More recently Megaupload, the uber-famous peer-to-peer platform, was shut down in 2012 and the United States Department of Justice commenced criminal actions against its owners. The indictment alleged that DMCA provisions (so-called 'Safe Harbour' as an exemption to liability) were used for the appearance of legitimacy – the actual material was not removed, only some links to it were, take-down agreements were approved based on business growth rather than infringement, and the parties themselves openly discussed their infringing activities. On January 19, 2013, Megaupload was re-launched as Mega under the domain name mega.co.nz. The re-launch date was chosen to coincide with the first anniversary of Megaupload's take-down by the FBI.
Those events prompted this Kat to wonder what happens to the trade mark when it is no longer used, or in the event that its purpose (or the use of its services) has been declared illegal. Rights can be assigned or transferred to a licensee who must use it as a trade mark if it does not want to risk being the object of an invalidity action for non-use for an uninterrupted period of five years according to Article 15 of the Community Trade Mark Regulation (CTMR), for example in a EU action. Under the Lanham Act in the U.S., non-use of a trade mark for three consecutive years creates a rebuttable presumption of abandonment of the trade mark (whether registered or at common law).

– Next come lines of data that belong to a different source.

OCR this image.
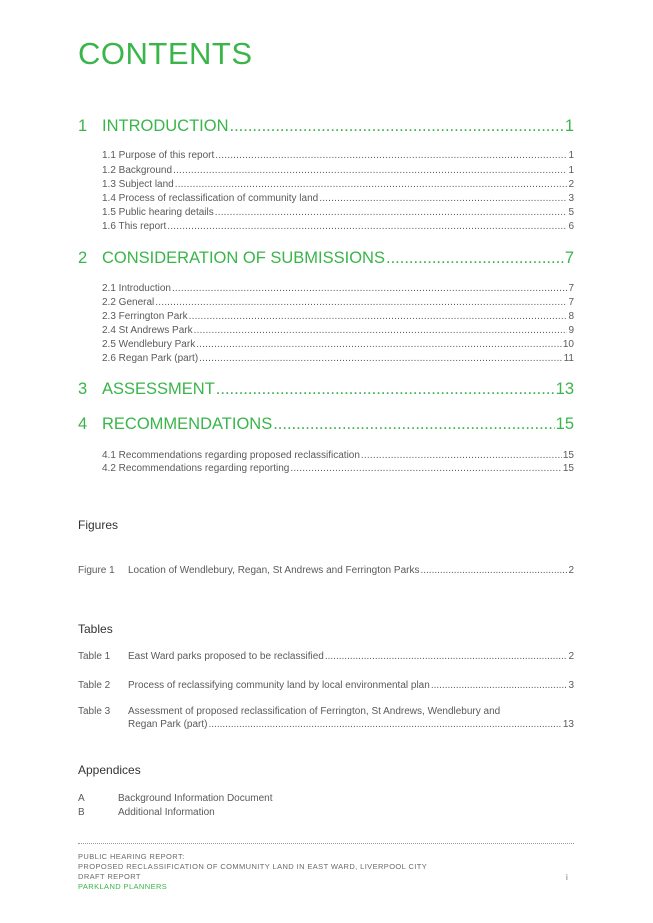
CONTENTS
1 INTRODUCTION .....	1
1.1 Purpose of this report .....	1
1.2 Background .....	1
1.3 Subject land .....	2
1.4 Process of reclassification of community land .....	3
1.5 Public hearing details .....	5
1.6 This report .....	6
2 CONSIDERATION OF SUBMISSIONS .....	7
2.1 Introduction .....	7
2.2 General .....	7
2.3 Ferrington Park .....	8
2.4 St Andrews Park .....	9
2.5 Wendlebury Park .....	10
2.6 Regan Park (part) .....	11
3 ASSESSMENT .....	13
4 RECOMMENDATIONS .....	15
4.1 Recommendations regarding proposed reclassification .....	15
4.2 Recommendations regarding reporting .....	15
Figures
Figure 1	Location of Wendlebury, Regan, St Andrews and Ferrington Parks .....	2
Tables
Table 1	East Ward parks proposed to be reclassified .....	2
Table 2	Process of reclassifying community land by local environmental plan .....	3
Table 3	Assessment of proposed reclassification of Ferrington, St Andrews, Wendlebury and
Regan Park (part) .....	13
Appendices
A	Background Information Document
B	Additional Information
PUBLIC HEARING REPORT:
PROPOSED RECLASSIFICATION OF COMMUNITY LAND IN EAST WARD, LIVERPOOL CITY
DRAFT REPORT
PARKLAND PLANNERS
i
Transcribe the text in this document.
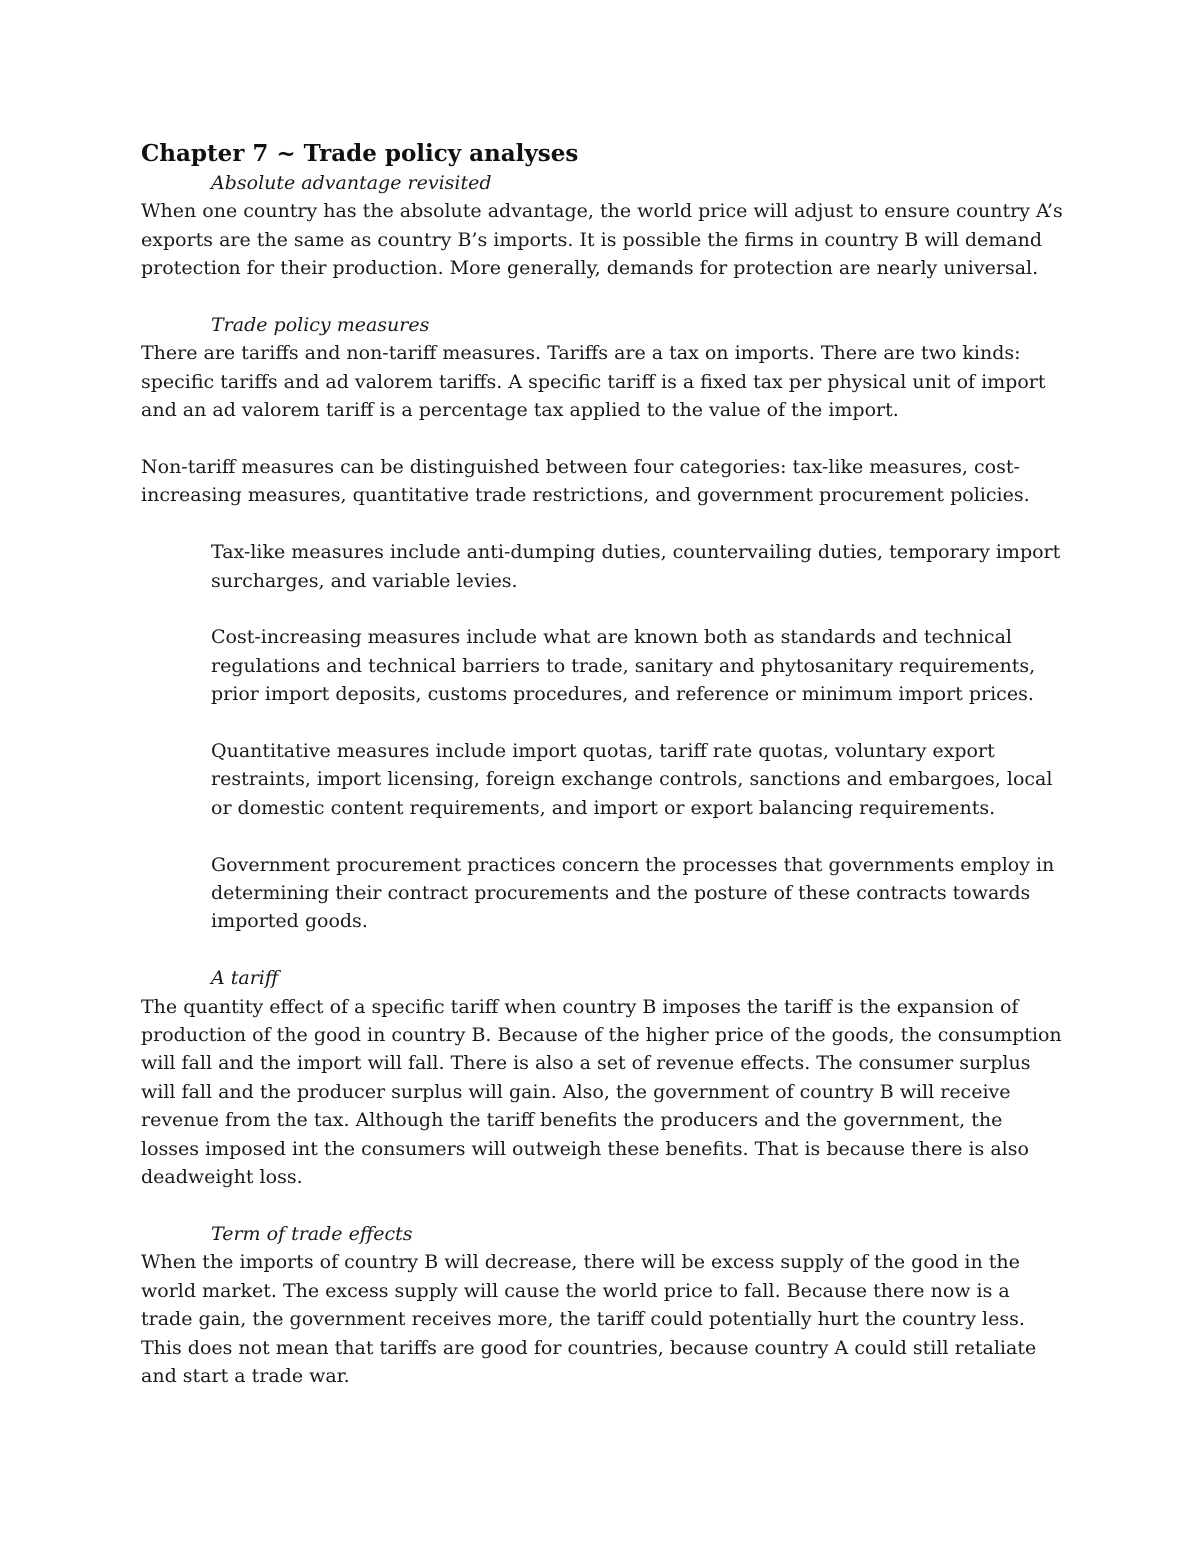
Chapter 7 ~ Trade policy analyses

Absolute advantage revisited

When one country has the absolute advantage, the world price will adjust to ensure country A’s exports are the same as country B’s imports. It is possible the firms in country B will demand protection for their production. More generally, demands for protection are nearly universal.

Trade policy measures

There are tariffs and non-tariff measures. Tariffs are a tax on imports. There are two kinds: specific tariffs and ad valorem tariffs. A specific tariff is a fixed tax per physical unit of import and an ad valorem tariff is a percentage tax applied to the value of the import.

Non-tariff measures can be distinguished between four categories: tax-like measures, cost-increasing measures, quantitative trade restrictions, and government procurement policies.

Tax-like measures include anti-dumping duties, countervailing duties, temporary import surcharges, and variable levies.

Cost-increasing measures include what are known both as standards and technical regulations and technical barriers to trade, sanitary and phytosanitary requirements, prior import deposits, customs procedures, and reference or minimum import prices.

Quantitative measures include import quotas, tariff rate quotas, voluntary export restraints, import licensing, foreign exchange controls, sanctions and embargoes, local or domestic content requirements, and import or export balancing requirements.

Government procurement practices concern the processes that governments employ in determining their contract procurements and the posture of these contracts towards imported goods.

A tariff

The quantity effect of a specific tariff when country B imposes the tariff is the expansion of production of the good in country B. Because of the higher price of the goods, the consumption will fall and the import will fall. There is also a set of revenue effects. The consumer surplus will fall and the producer surplus will gain. Also, the government of country B will receive revenue from the tax. Although the tariff benefits the producers and the government, the losses imposed int the consumers will outweigh these benefits. That is because there is also deadweight loss.

Term of trade effects

When the imports of country B will decrease, there will be excess supply of the good in the world market. The excess supply will cause the world price to fall. Because there now is a trade gain, the government receives more, the tariff could potentially hurt the country less. This does not mean that tariffs are good for countries, because country A could still retaliate and start a trade war.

Moreover, Article 7(f) of the CTMR also provides that a trade mark cannot be registered if is against public policy which comprehends offensive trade marks, but does not affect the fact that, in practice, trade marks such as Napster or Megaupload --with the status possibly of a well-known mark but used for illegal activities-- may be annulled. Some countries recognize excusable circumstances deemed to be outside the trade mark owner’s control such as (1) legal restrictions on the continued sale of goods or services or (2) the bankruptcy or insolvency of the mark owner.
Searching for the legal downloading platform |
Whether judges will be sympathetic to the new owners who legitimately acquired a brand with a former bad reputation or to a defendant's "riding on the coat tails of a famous trade mark", only 2014 will tell and this soon-to-be-ex-Kat will monitor this promising development at the intersection of Intellectual property rights.